How does a post about subtext relate to Marvin Gaye? Spoiler Alert: It doesn’t. I purchased The Art of Subtext: Beyond Plot [Charles Baxter], read two chapters last night, and woke up with a headache, a snoring dog, and lots of questions.

Subtext is the meaning beneath dialogue, the feeling beneath the words, that which is unspoken in a story. Why on earth am I writing about subtext?

Why not? I’m a student with questions and the Inkpot log-in information [which trumps key card access to the faculty lounge—not that I would know anything about that…]. Subtext is a daunting word. Characters do and say things that I do not intend. Thank goodness! Just because this pleases me doesn’t mean I’m not scared. The darkest parts of my soul spill onto the page. They’re naked. And my advisors see THEM. I see THEM–sometimes.

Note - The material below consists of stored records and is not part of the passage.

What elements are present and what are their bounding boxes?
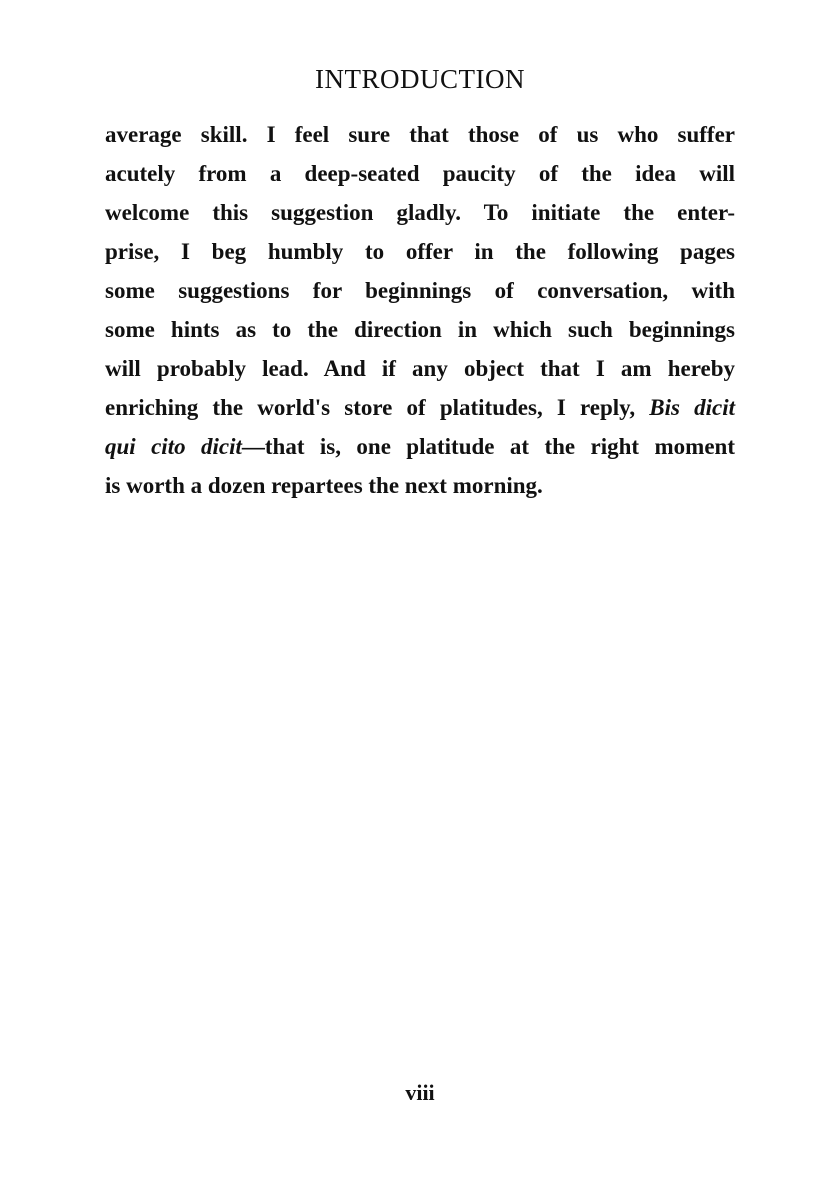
running-head: INTRODUCTION bbox=[315, 64, 525, 94]
text-line-segment: —that is, one platitude at the right moment bbox=[241, 434, 735, 459]
page-number: viii bbox=[405, 1080, 435, 1105]
text-line: will probably lead. And if any object that I am hereby bbox=[105, 356, 735, 381]
text-line-segment: enriching the world's store of platitudes, I reply, bbox=[105, 395, 636, 420]
text-line bbox=[105, 388, 735, 427]
text-line: acutely from a deep-seated paucity of the idea will bbox=[105, 161, 735, 186]
text-line bbox=[105, 427, 735, 466]
latin-phrase-part-1: Bis dicit bbox=[649, 395, 735, 420]
text-line: welcome this suggestion gladly. To initiate the enter- bbox=[105, 200, 735, 225]
text-line: some hints as to the direction in which such beginnings bbox=[105, 317, 735, 342]
text-line: some suggestions for beginnings of conversation, with bbox=[105, 278, 735, 303]
text-line: average skill. I feel sure that those of us who suffer bbox=[105, 122, 735, 147]
text-line: prise, I beg humbly to offer in the following pages bbox=[105, 239, 735, 264]
body-paragraph bbox=[105, 115, 735, 505]
text-line-last: is worth a dozen repartees the next morning. bbox=[105, 473, 543, 498]
latin-phrase-part-2: qui cito dicit bbox=[105, 434, 242, 459]
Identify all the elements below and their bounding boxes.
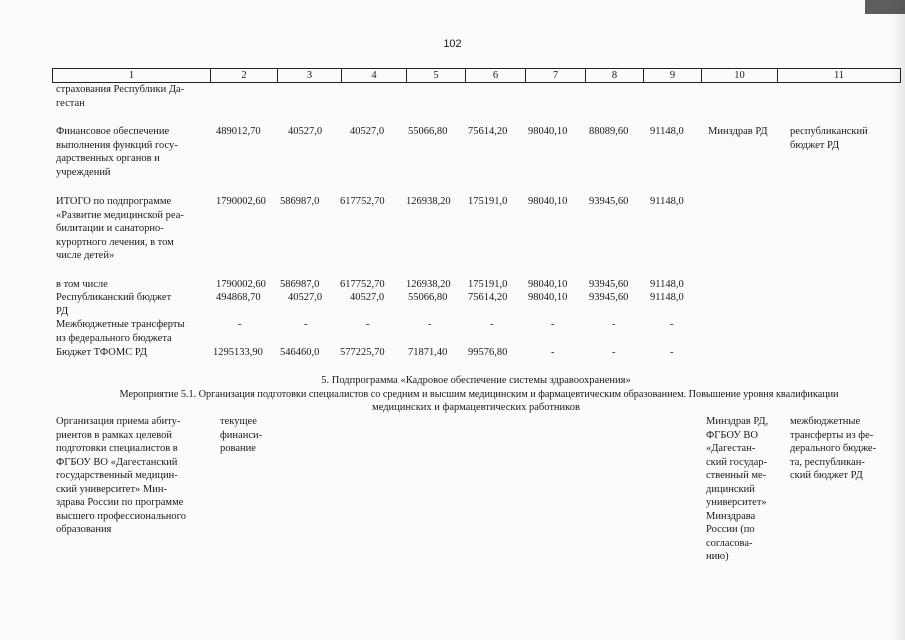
row-total-value-7: 98040,10 bbox=[528, 196, 568, 207]
row-tfoms-value-8: - bbox=[612, 347, 616, 358]
row-financial-value-9: 91148,0 bbox=[650, 126, 684, 137]
row-tfoms-value-7: - bbox=[551, 347, 555, 358]
row-tfoms-value-4: 577225,70 bbox=[340, 347, 385, 358]
row-republic-value-5: 55066,80 bbox=[408, 292, 448, 303]
row-total-value-5: 126938,20 bbox=[406, 196, 451, 207]
row-admission-source: межбюджетные трансферты из фе- дерального бюдже- та, республикан- ский бюджет РД bbox=[790, 416, 877, 481]
row-including-value-4: 617752,70 bbox=[340, 279, 385, 290]
row-republic-value-7: 98040,10 bbox=[528, 292, 568, 303]
row-tfoms-name: Бюджет ТФОМС РД bbox=[56, 347, 148, 358]
col-header-1: 1 bbox=[53, 69, 211, 83]
row-financial-source: республиканский бюджет РД bbox=[790, 126, 868, 151]
row-financial-value-6: 75614,20 bbox=[468, 126, 508, 137]
row-total-value-6: 175191,0 bbox=[468, 196, 508, 207]
row-transfers-value-3: - bbox=[304, 319, 308, 330]
row-republic-value-2: 494868,70 bbox=[216, 292, 261, 303]
col-header-5: 5 bbox=[407, 69, 466, 83]
row-financial-value-5: 55066,80 bbox=[408, 126, 448, 137]
scan-edge-shadow bbox=[891, 0, 905, 640]
row-including-value-3: 586987,0 bbox=[280, 279, 320, 290]
col-header-2: 2 bbox=[211, 69, 278, 83]
row-including-value-2: 1790002,60 bbox=[216, 279, 266, 290]
row-tfoms-value-3: 546460,0 bbox=[280, 347, 320, 358]
row-transfers-value-4: - bbox=[366, 319, 370, 330]
row-financial-name: Финансовое обеспечение выполнения функций госу- дарственных органов и учреждений bbox=[56, 126, 178, 178]
row-republic-value-3: 40527,0 bbox=[288, 292, 323, 303]
row-transfers-value-8: - bbox=[612, 319, 616, 330]
row-including-name: в том числе bbox=[56, 279, 108, 290]
col-header-8: 8 bbox=[586, 69, 644, 83]
row-tfoms-value-6: 99576,80 bbox=[468, 347, 508, 358]
col-header-9: 9 bbox=[644, 69, 702, 83]
row-including-value-5: 126938,20 bbox=[406, 279, 451, 290]
row-transfers-value-2: - bbox=[238, 319, 242, 330]
col-header-11: 11 bbox=[778, 69, 901, 83]
row-total-value-4: 617752,70 bbox=[340, 196, 385, 207]
row-including-value-7: 98040,10 bbox=[528, 279, 568, 290]
row-republic-value-8: 93945,60 bbox=[589, 292, 629, 303]
measure-title-line-2: медицинских и фармацевтических работников bbox=[372, 402, 580, 413]
col-header-3: 3 bbox=[278, 69, 342, 83]
row-financial-value-3: 40527,0 bbox=[288, 126, 323, 137]
row-total-name: ИТОГО по подпрограмме «Развитие медицинской реа- билитации и санаторно- курортного лечения, в том числе детей» bbox=[56, 196, 184, 261]
scan-corner-mark bbox=[865, 0, 905, 14]
row-transfers-name: Межбюджетные трансферты из федерального бюджета bbox=[56, 319, 185, 344]
measure-title-line-1: Мероприятие 5.1. Организация подготовки специалистов со средним и высшим медицинским и фармацевтическим образованием. Повышение уровня квалификации bbox=[119, 389, 839, 400]
col-header-7: 7 bbox=[526, 69, 586, 83]
row-financial-value-2: 489012,70 bbox=[216, 126, 261, 137]
row-republic-name: Республиканский бюджет РД bbox=[56, 292, 172, 317]
row-total-value-8: 93945,60 bbox=[589, 196, 629, 207]
row-financial-executor: Минздрав РД bbox=[708, 126, 768, 137]
row-republic-value-4: 40527,0 bbox=[350, 292, 385, 303]
row-republic-value-9: 91148,0 bbox=[650, 292, 684, 303]
col-header-4: 4 bbox=[342, 69, 407, 83]
row-transfers-value-6: - bbox=[490, 319, 494, 330]
row-including-value-9: 91148,0 bbox=[650, 279, 684, 290]
row-transfers-value-9: - bbox=[670, 319, 674, 330]
row-transfers-value-7: - bbox=[551, 319, 555, 330]
row-including-value-6: 175191,0 bbox=[468, 279, 508, 290]
row-tfoms-value-9: - bbox=[670, 347, 674, 358]
row-tfoms-value-2: 1295133,90 bbox=[213, 347, 263, 358]
row-financial-value-4: 40527,0 bbox=[350, 126, 385, 137]
column-number-header bbox=[52, 68, 901, 83]
row-total-value-3: 586987,0 bbox=[280, 196, 320, 207]
row-total-value-2: 1790002,60 bbox=[216, 196, 266, 207]
row-continuation-name: страхования Республики Да- гестан bbox=[56, 84, 185, 109]
row-tfoms-value-5: 71871,40 bbox=[408, 347, 448, 358]
col-header-10: 10 bbox=[702, 69, 778, 83]
row-total-value-9: 91148,0 bbox=[650, 196, 684, 207]
page-number: 102 bbox=[443, 38, 462, 50]
row-republic-value-6: 75614,20 bbox=[468, 292, 508, 303]
row-admission-name: Организация приема абиту- риентов в рамках целевой подготовки специалистов в ФГБОУ ВО «Дагестанский государственный медицин- ский университет» Мин- здрава России по программе высшего профессионального образования bbox=[56, 416, 186, 535]
row-financial-value-7: 98040,10 bbox=[528, 126, 568, 137]
row-transfers-value-5: - bbox=[428, 319, 432, 330]
row-admission-executor: Минздрав РД, ФГБОУ ВО «Дагестан- ский государ- ственный ме- дицинский университет» Минздрава России (по согласова- нию) bbox=[706, 416, 769, 562]
row-financial-value-8: 88089,60 bbox=[589, 126, 629, 137]
col-header-6: 6 bbox=[466, 69, 526, 83]
row-including-value-8: 93945,60 bbox=[589, 279, 629, 290]
row-admission-funding-type: текущее финанси- рование bbox=[220, 416, 263, 454]
subprogram-title: 5. Подпрограмма «Кадровое обеспечение системы здравоохранения» bbox=[321, 375, 631, 386]
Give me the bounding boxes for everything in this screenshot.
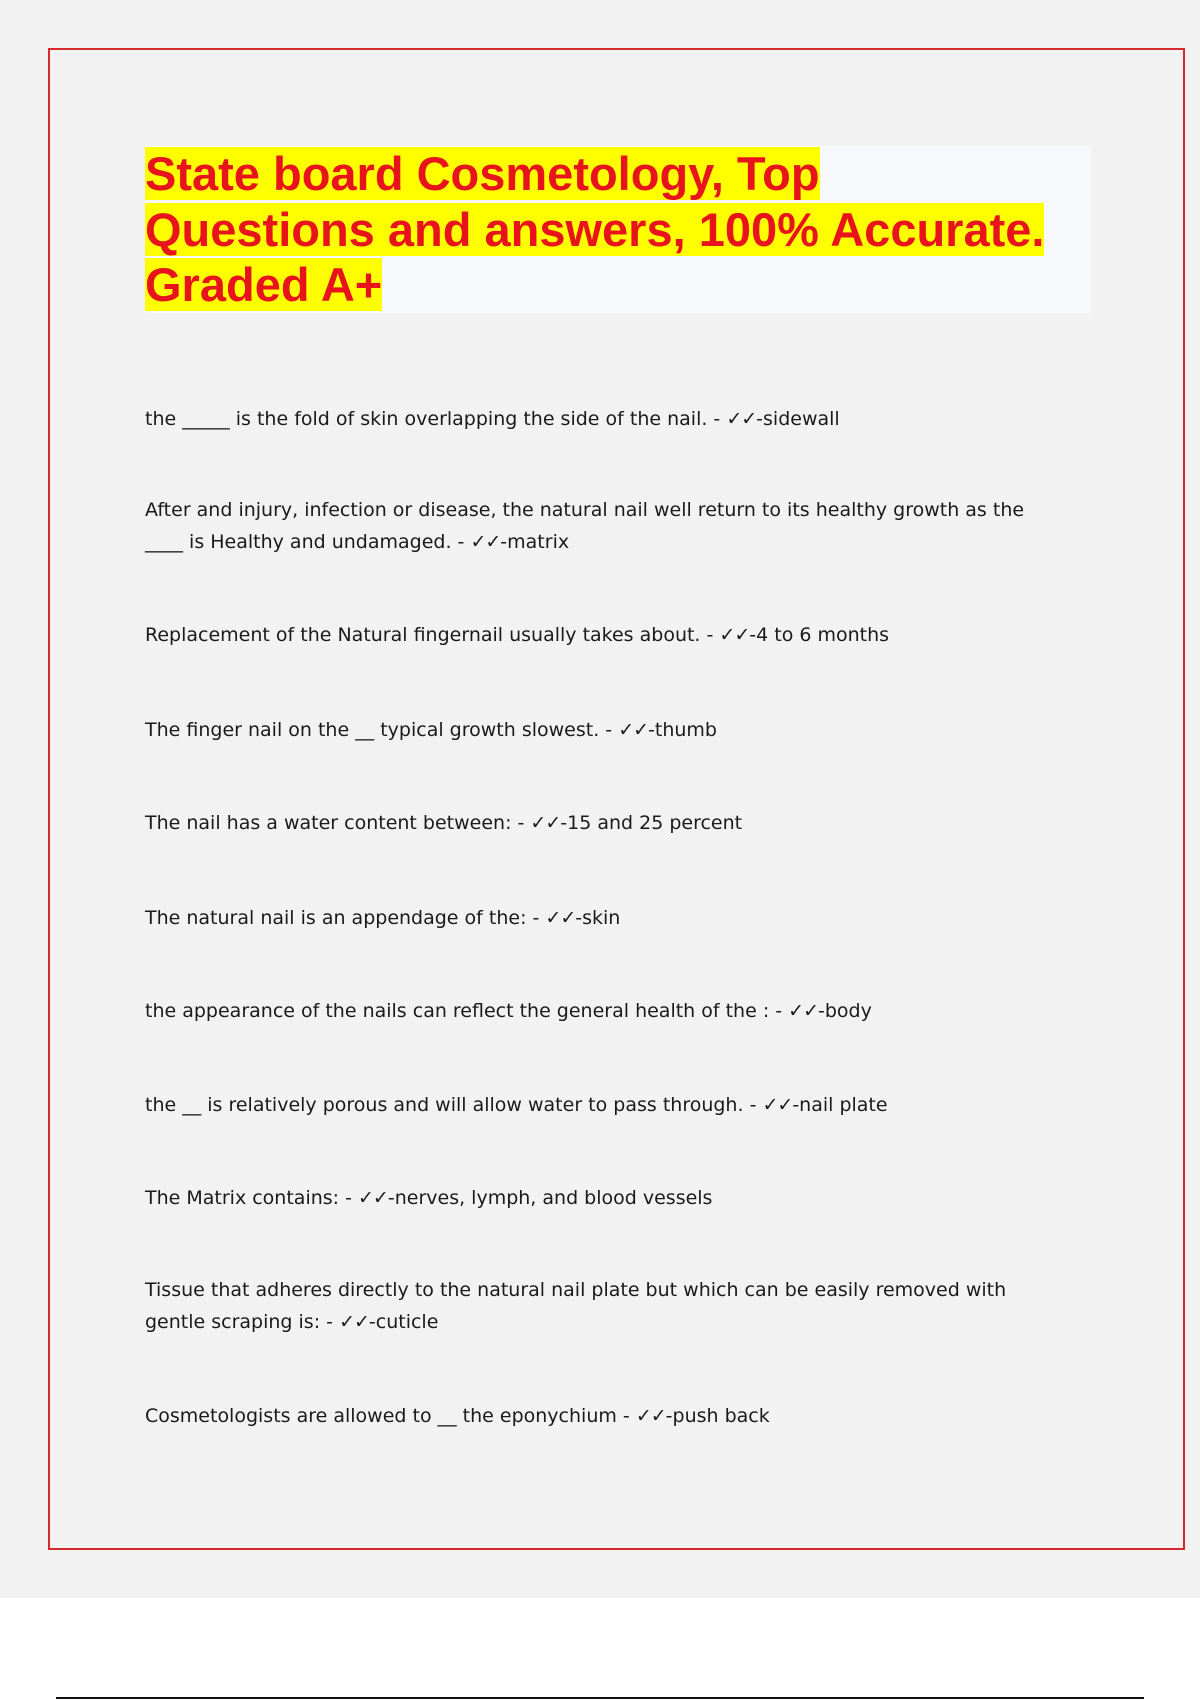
qa-item [145, 1089, 1065, 1121]
check-marks-icon: ✓✓ [339, 1311, 369, 1333]
answer-text: -nerves, lymph, and blood vessels [387, 1187, 713, 1209]
title-line-2: Questions and answers, 100% Accurate. [145, 202, 1045, 256]
separator: - [599, 719, 619, 741]
separator: - [526, 907, 546, 929]
separator: - [707, 408, 727, 430]
answer-text: -matrix [500, 531, 570, 553]
title-line-3: Graded A+ [145, 258, 383, 311]
question-text: The nail has a water content between: [145, 812, 512, 834]
question-text: After and injury, infection or disease, the natural nail well return to its healthy growth as the ____ is Healthy and undamaged. [145, 499, 1025, 553]
check-marks-icon: ✓✓ [545, 907, 576, 929]
separator: - [743, 1094, 763, 1116]
qa-item [145, 1274, 1065, 1338]
check-marks-icon: ✓✓ [762, 1094, 793, 1116]
question-text: The finger nail on the __ typical growth slowest. [145, 719, 600, 741]
question-text: the _____ is the fold of skin overlapping the side of the nail. [145, 408, 708, 430]
answer-text: -15 and 25 percent [560, 812, 743, 834]
separator: - [339, 1187, 359, 1209]
qa-item [145, 714, 1065, 746]
check-marks-icon: ✓✓ [719, 624, 750, 646]
separator: - [700, 624, 720, 646]
qa-item [145, 995, 1065, 1027]
question-text: The Matrix contains: [145, 1187, 340, 1209]
check-marks-icon: ✓✓ [530, 812, 561, 834]
qa-item [145, 619, 1065, 651]
qa-item [145, 1182, 1065, 1214]
question-text: the appearance of the nails can reflect the general health of the : [145, 1000, 770, 1022]
separator: - [320, 1311, 340, 1333]
question-text: Replacement of the Natural fingernail usually takes about. [145, 624, 701, 646]
title-line-1: State board Cosmetology, Top [145, 147, 820, 200]
check-marks-icon: ✓✓ [470, 531, 501, 553]
footer-divider [56, 1697, 1144, 1699]
question-text: Cosmetologists are allowed to __ the eponychium [145, 1405, 617, 1427]
question-text: The natural nail is an appendage of the: [145, 907, 527, 929]
qa-item [145, 403, 1065, 435]
check-marks-icon: ✓✓ [618, 719, 649, 741]
answer-text: -nail plate [792, 1094, 888, 1116]
question-text: the __ is relatively porous and will allow water to pass through. [145, 1094, 744, 1116]
qa-item [145, 494, 1065, 558]
separator: - [616, 1405, 636, 1427]
document-title [145, 146, 1075, 313]
qa-item [145, 902, 1065, 934]
answer-text: -4 to 6 months [749, 624, 890, 646]
qa-item [145, 1400, 1065, 1432]
answer-text: -cuticle [368, 1311, 439, 1333]
answer-text: -body [818, 1000, 872, 1022]
answer-text: -thumb [648, 719, 717, 741]
separator: - [451, 531, 471, 553]
question-text: Tissue that adheres directly to the natural nail plate but which can be easily removed with gentle scraping is: [145, 1279, 1007, 1333]
answer-text: -push back [665, 1405, 770, 1427]
check-marks-icon: ✓✓ [635, 1405, 666, 1427]
check-marks-icon: ✓✓ [788, 1000, 819, 1022]
separator: - [769, 1000, 789, 1022]
answer-text: -sidewall [756, 408, 840, 430]
qa-item [145, 807, 1065, 839]
separator: - [511, 812, 531, 834]
check-marks-icon: ✓✓ [358, 1187, 388, 1209]
check-marks-icon: ✓✓ [726, 408, 757, 430]
answer-text: -skin [575, 907, 621, 929]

How then do we create the invisible?

Drum roll… I don’t know. Our characters know the answers that we don’t. Listen to them. What do they want to say? Trust them. What is your character hiding? “Creep” your characters.

Want to know a secret? Come closer. Closer, now… Okay, keep your hands right there. Characters require our time and attention. If we devote enough time, maybe we will see the invisible. Maybe we won’t. Coming to terms with the unknown is part of the writing life. C’est la vie. Well, Shell has entered the study. The leash dangles from her yap and sways to the rhythm of her tail. What have your characters shown you lately? How do you revise the invisible?